‘El vértigo de levantarse cada mañana’

Diseño para una cama. Anónimo francés del siglo XIXI.

Diseño para una cama. Anónimo francés del siglo XIX.

El desamparo de una niña centra la nueva entrega de nuestros ‘Relatos de un Extraño Verano’ en colaboración con el Taller de Escritura Creativa de Clara Obligado.

POR MARÍA GARCÍA 

Pese al pánico que tengo a las alturas, en casa de la abuela duermo en la litera de arriba. Mi hermana no puede subir, tuerce los pies hacia dentro y es bizca, esto último no es un impedimento para subir las escaleras ni para otras muchas cosas, pero siempre pesa a su favor.

Subida en la escalerilla trato de no mirar por la ventana. La barra se clava en las plantas de mis pies. A la derecha, el abismo me atrapa y el vértigo tira en picado de mí, a toda velocidad, un piso, dos, tres, siete, ocho, nueve, hasta que me destripo sobre un coche, o sobre el asfalto, o sobre alguien desprevenido que amortigua el golpe con su vida. El aire que no entra en mis pulmones se cuela por debajo del camisón inflándolo como un paracaídas, mientras paralizada me desaguo en dos ríos de lágrimas y en uno de pis que resbala por mis piernas.

Ceci se asoma desde la cama de abajo al ver que llueve y me encuentra temblando.

–¡Abuela, Clara se ha meado! –grita bien alto para que mi abuela la oiga.

Ceci no es mala, pero tampoco es buena. Ha aprendido a sacar ventaja de sus defectos, que a veces utiliza contra mí. Ojalá que yo hubiera tenido ese “pequeño problema de vértices”, como lo llama ella, cuando alguien le dice bizca o tuercebotas. Entonces mi hermana sonríe y, sin perder la calma, contesta que mucho peor es ser idiota.

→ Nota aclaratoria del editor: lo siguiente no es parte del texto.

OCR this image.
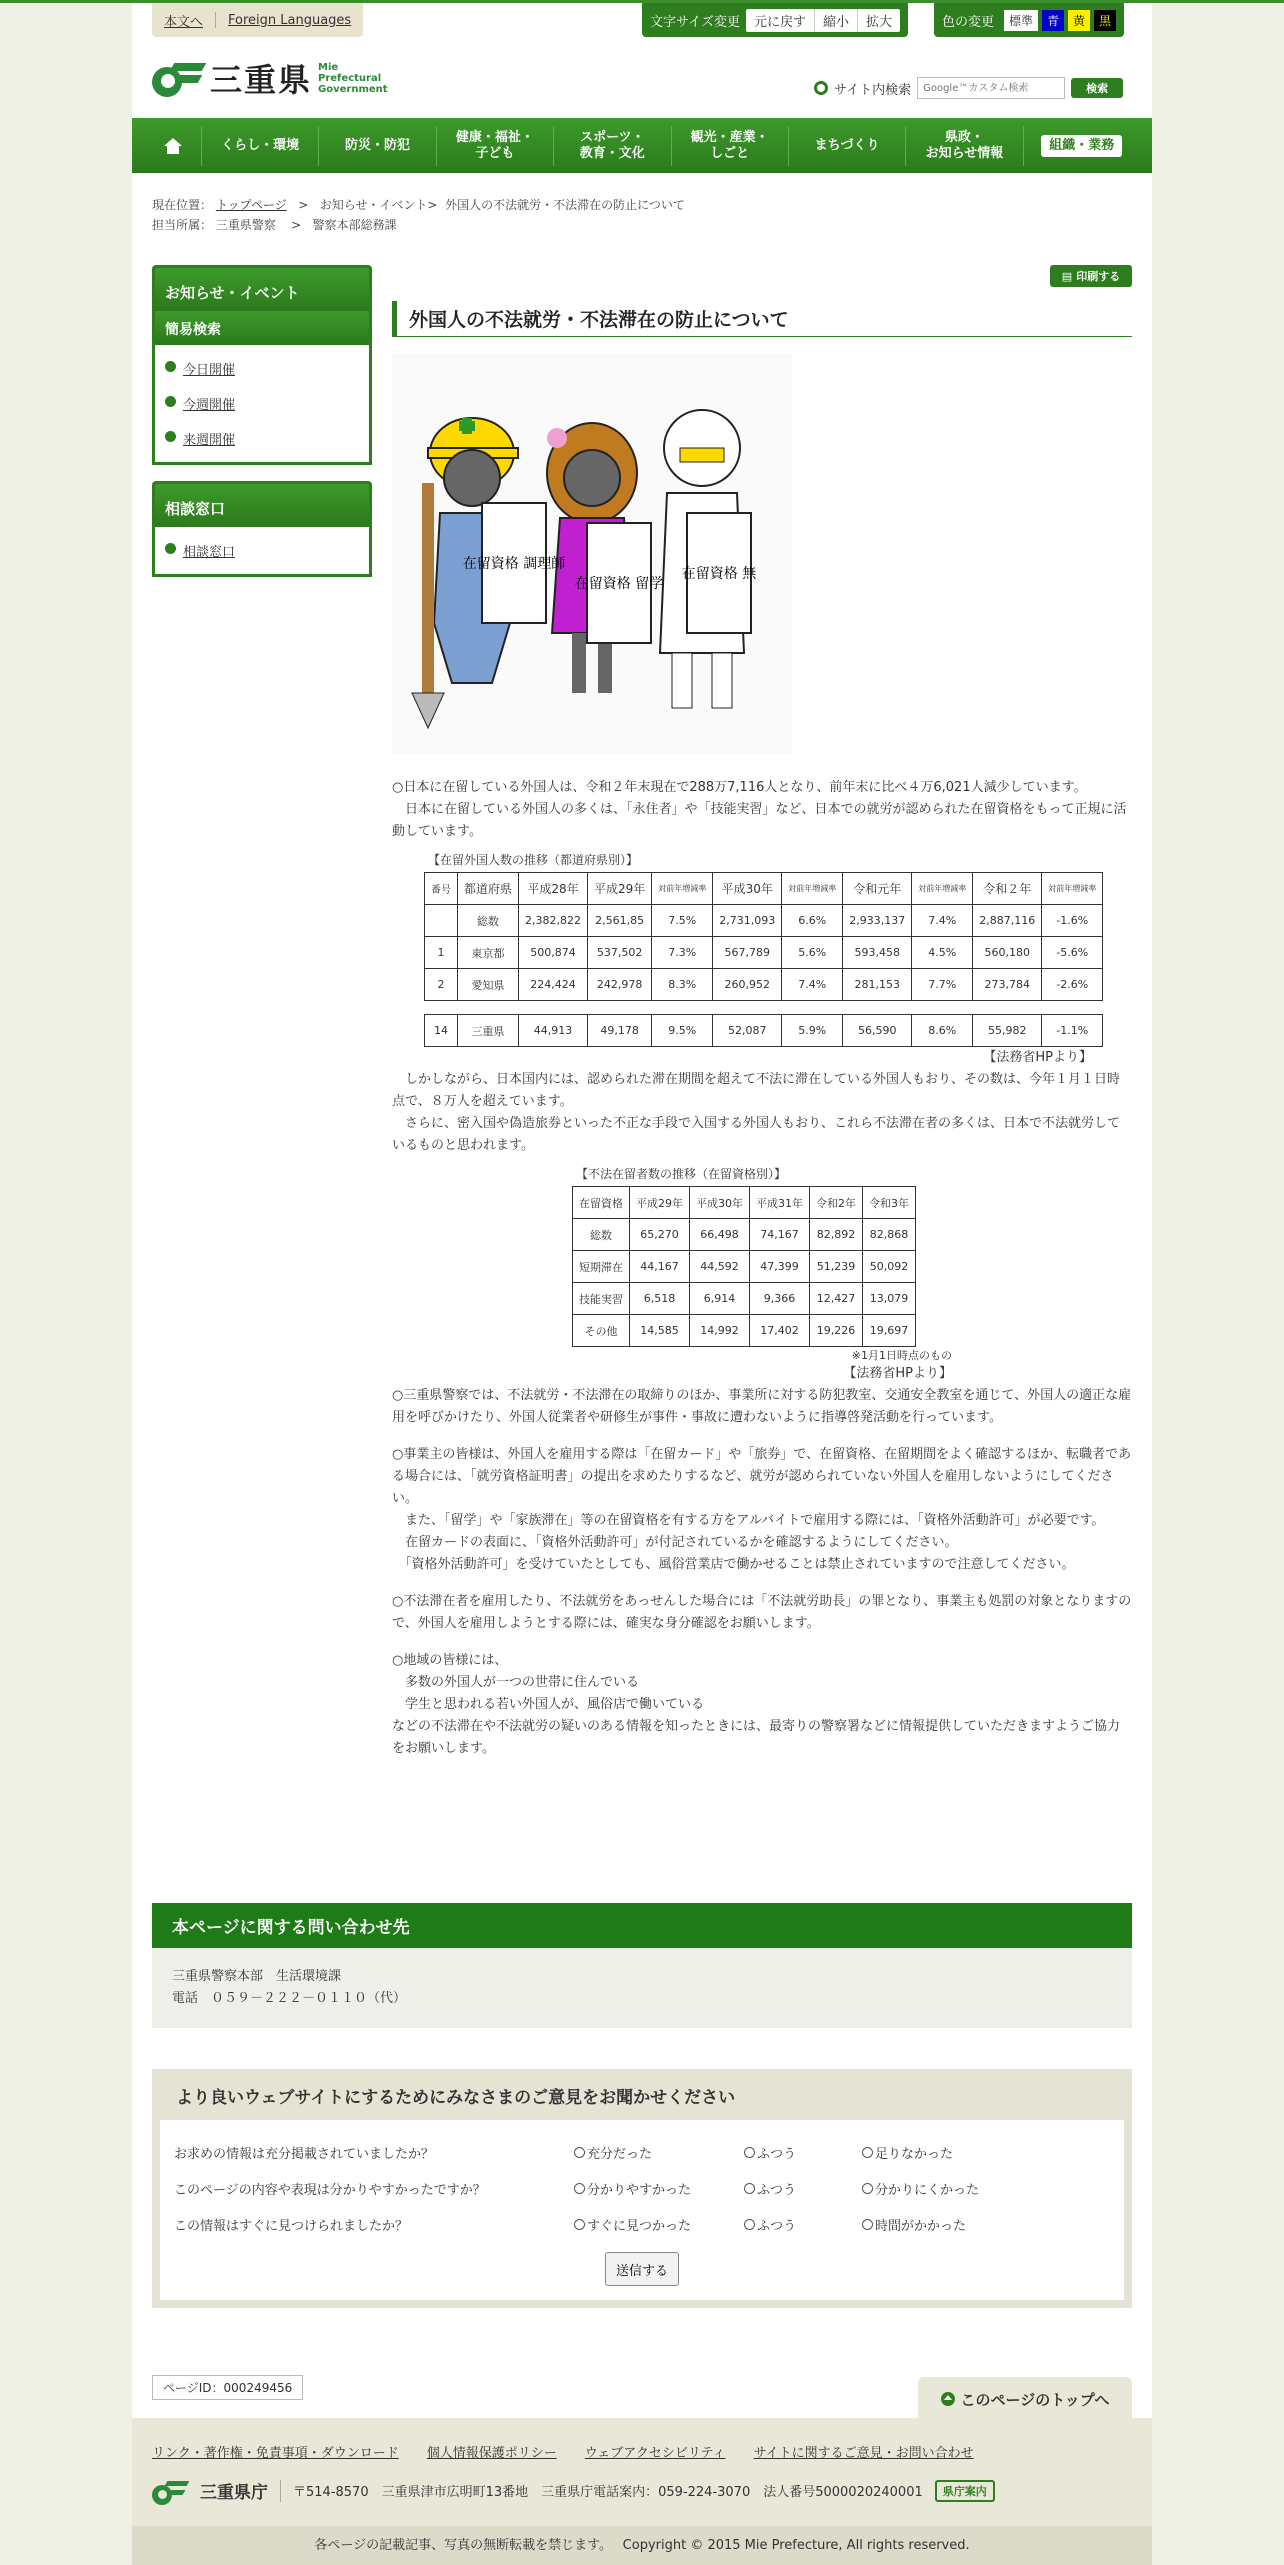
本文へ Foreign Languages	文字サイズ変更	元に戻す	縮小	拡大	色の変更	標準	青	黄	黒
三重県 Mie
Prefectural
Government	サイト内検索
Google™カスタム検索	検索
くらし・環境	防災・防犯
健康・福祉・
子ども
スポーツ・
教育・文化
観光・産業・
しごと
まちづくり
県政・
お知らせ情報
組織・業務
現在位置： トップページ > お知らせ・イベント> 外国人の不法就労・不法滞在の防止について
担当所属： 三重県警察 > 警察本部総務課
お知らせ・イベント
簡易検索
今日開催
今週開催
来週開催
相談窓口
相談窓口
▤ 印刷する
外国人の不法就労・不法滞在の防止について
在留資格 調理師
在留資格 留学
在留資格 無

○日本に在留している外国人は、令和２年末現在で288万7,116人となり、前年末に比べ４万6,021人減少しています。

　日本に在留している外国人の多くは、「永住者」や「技能実習」など、日本での就労が認められた在留資格をもって正規に活動しています。

【在留外国人数の推移（都道府県別）】
番号	都道府県	平成28年	平成29年	対前年増減率	平成30年	対前年増減率	令和元年	対前年増減率	令和２年	対前年増減率
	総数	2,382,822	2,561,85	7.5%	2,731,093	6.6%	2,933,137	7.4%	2,887,116	-1.6%
1	東京都	500,874	537,502	7.3%	567,789	5.6%	593,458	4.5%	560,180	-5.6%
2	愛知県	224,424	242,978	8.3%	260,952	7.4%	281,153	7.7%	273,784	-2.6%

14	三重県	44,913	49,178	9.5%	52,087	5.9%	56,590	8.6%	55,982	-1.1%
【法務省HPより】

　しかしながら、日本国内には、認められた滞在期間を超えて不法に滞在している外国人もおり、その数は、今年１月１日時点で、８万人を超えています。

　さらに、密入国や偽造旅券といった不正な手段で入国する外国人もおり、これら不法滞在者の多くは、日本で不法就労しているものと思われます。

【不法在留者数の推移（在留資格別）】
在留資格	平成29年	平成30年	平成31年	令和2年	令和3年
総数	65,270	66,498	74,167	82,892	82,868
短期滞在	44,167	44,592	47,399	51,239	50,092
技能実習	6,518	6,914	9,366	12,427	13,079
その他	14,585	14,992	17,402	19,226	19,697
※1月1日時点のもの
【法務省HPより】

○三重県警察では、不法就労・不法滞在の取締りのほか、事業所に対する防犯教室、交通安全教室を通じて、外国人の適正な雇用を呼びかけたり、外国人従業者や研修生が事件・事故に遭わないように指導啓発活動を行っています。

○事業主の皆様は、外国人を雇用する際は「在留カード」や「旅券」で、在留資格、在留期間をよく確認するほか、転職者である場合には、「就労資格証明書」の提出を求めたりするなど、就労が認められていない外国人を雇用しないようにしてください。

　また、「留学」や「家族滞在」等の在留資格を有する方をアルバイトで雇用する際には、「資格外活動許可」が必要です。

　在留カードの表面に、「資格外活動許可」が付記されているかを確認するようにしてください。

　「資格外活動許可」を受けていたとしても、風俗営業店で働かせることは禁止されていますので注意してください。

○不法滞在者を雇用したり、不法就労をあっせんした場合には「不法就労助長」の罪となり、事業主も処罰の対象となりますので、外国人を雇用しようとする際には、確実な身分確認をお願いします。

○地域の皆様には、

　多数の外国人が一つの世帯に住んでいる

　学生と思われる若い外国人が、風俗店で働いている

などの不法滞在や不法就労の疑いのある情報を知ったときには、最寄りの警察署などに情報提供していただきますようご協力をお願いします。

本ページに関する問い合わせ先
三重県警察本部　生活環境課
電話　０５９－２２２－０１１０（代）
より良いウェブサイトにするためにみなさまのご意見をお聞かせください
お求めの情報は充分掲載されていましたか？	充分だった	ふつう	足りなかった
このページの内容や表現は分かりやすかったですか？	分かりやすかった	ふつう	分かりにくかった
この情報はすぐに見つけられましたか？	すぐに見つかった	ふつう	時間がかかった
送信する
ページID：000249456
このページのトップへ
リンク・著作権・免責事項・ダウンロード 個人情報保護ポリシー ウェブアクセシビリティ サイトに関するご意見・お問い合わせ
三重県庁 〒514-8570　三重県津市広明町13番地　三重県庁電話案内：059-224-3070　法人番号5000020240001	県庁案内
各ページの記載記事、写真の無断転載を禁じます。　 Copyright © 2015 Mie Prefecture, All rights reserved.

Mis defectos son más volátiles: el vértigo, el miedo a las alturas y, desde que mis padres no están, la soledad.

–¡Ceci, ayuda! –digo, paralizada en medio de la escalera.

Ceci posa sus manos en mi culo meado, empuja. Sentirla sosteniéndome aligera mis piernas. Con los ojos cerrados y una fe ciega en sus manos subo al siguiente travesaño, y después al otro, todavía soy capaz de subir uno más. Cuando consigo llegar arriba, soy una ballena varada sin respiración.

Por la mañana la abuela entra haciendo ruido, abre la persiana de golpe, la ventana.

–Aquí huele a gato –murmura.

La luz se cuela y el aire fresco llena la habitación, Ceci salta de la cama, torpe y libre. Antes de que el vacío me precipite desde la ventana hasta el suelo, me pego todavía un poco más a la pared.

Llega hasta la litera la música que anuncia el concurso que la abuela sigue en la televisión. El aire huele a tostadas, a mantequilla, a pis.

–Que venga ella –grita la abuela cuando Ceci me nombra.

Oigo sus risas por encima de las voces de la tele, y las odio, aprieto los ojos e intento concentrarme en las preguntas del presentador. Cuando papá estaba, contestábamos todas, ahora solamente acierto tres. La voz del presentador despide a los concursantes eliminados y una musiquilla triste los acompaña.

Sueño que planeo en los brazos de mi padre desde la litera de arriba hasta las tostadas, pero es Ceci quien entra en la habitación con las manos vacías. Observo cómo se pone los zapatos. Son zapatos ortopédicos, una tortura dice. Su cabezota llena de rizos parece un animal de granja. La odio por no quejarse de su calzado rígido, pero también me odio a mí misma por no ser capaz de bajar.

La música anuncia el fin del concurso y mi abuela grita.

–Clara, nos vamos.

Se asoma por la puerta para decirme que guarde la mantequilla en la nevera cuando acabe de desayunar.

–Pero abuela…

Y oigo cerrarse la puerta de la calle.